Thinking of language on a beautiful, hot summer day.


Languages evolve. That’s a truism, of course. It’s inevitable but some of us like to hold on to some of the rules of grammar, syntax, spelling and composition we learned in school and the new constructions grate a little.

I learned both French and English in school including their different yet sometimes related words, spellings, compositional dictates and tone. Of course, both French and English have evolved but it might be more precise to say  that English actually evolved from French and German. English, it has been said, is the garbage pail of languages. Everything gets thrown in there and very few seem to mind. That said, English has done very well for itself, especially with a helping hand from colonialism.
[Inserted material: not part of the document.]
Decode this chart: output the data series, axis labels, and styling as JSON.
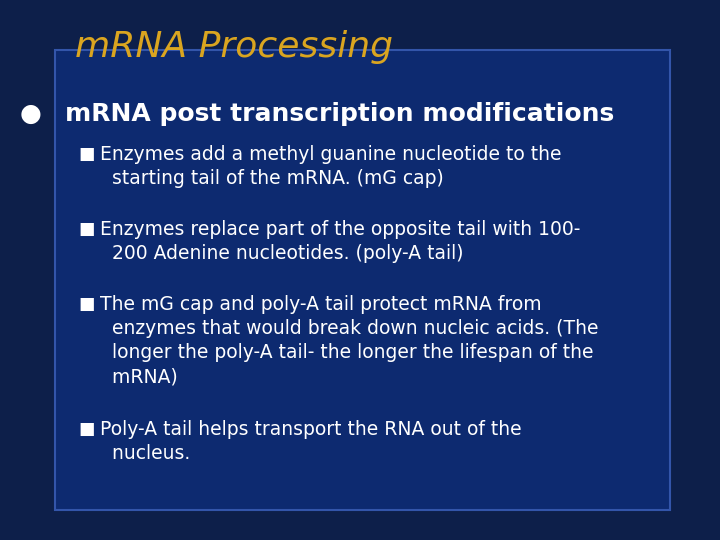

In English, generally, if one wants to pluralize a word, one simply adds an s to it although there are a number of exceptions. That’s clear with words that end in y. Baby becomes babies, and so on. Army becomes armies. But, hold on, why do the British in general refer to army in the plural, as in: “The army, they marched for days on end.” Now, that’s perverse in my mind. An army is a unit and the word army should always be used in the singular. Now, if more than one army is the subject of interest, then, by all means, use armies. So,  there are many ways of indicating the plural in English, but there is a lot of confusion these days with words like data, media, agenda and  the like. The singular forms of these words, for your edification, are datum, medium and agendum. It’s rare these days in the communications media to hear or read the word media used as a plural noun. It’s consistently used as a singular noun as in: “The media is going to get it with Trump as president.”

Data is the same thing. That famous character on Star Trek named Data should probably have been called Datum. Scientists and science broadcasters should know better. When they report that the data indicates this or that, I must confess that I cringe a little. The data may indicate many things and I’m quite happy about that, but the data ‘it’ does this or that is just wrong. In a recent CBC interview I heard a scientist being interviewed by a well-meaning but slightly inattentive interviewer. He properly referred to a particularly virulent bacterium several times and the interviewer returned with bacteria in reply every time.

Same thing for agenda, which is the plural form of agendum. If you have a meeting you have an agendum, I suppose, if you’re properly organized. You may, however, have hidden agenda, meaning that you may have several preferred outcomes for a discussion you may be involved in leading you to steer decisions in your favour.

However, things aren’t always so simple. Lacuna is the singular of lacunae and algae is the singular of alga.

I know the language is evolving. I’m not tilting at windmills here. Still, there is a part of me that is somewhat nostalgic for the ‘proper’ use of English. There, I said it. Send in the trolls.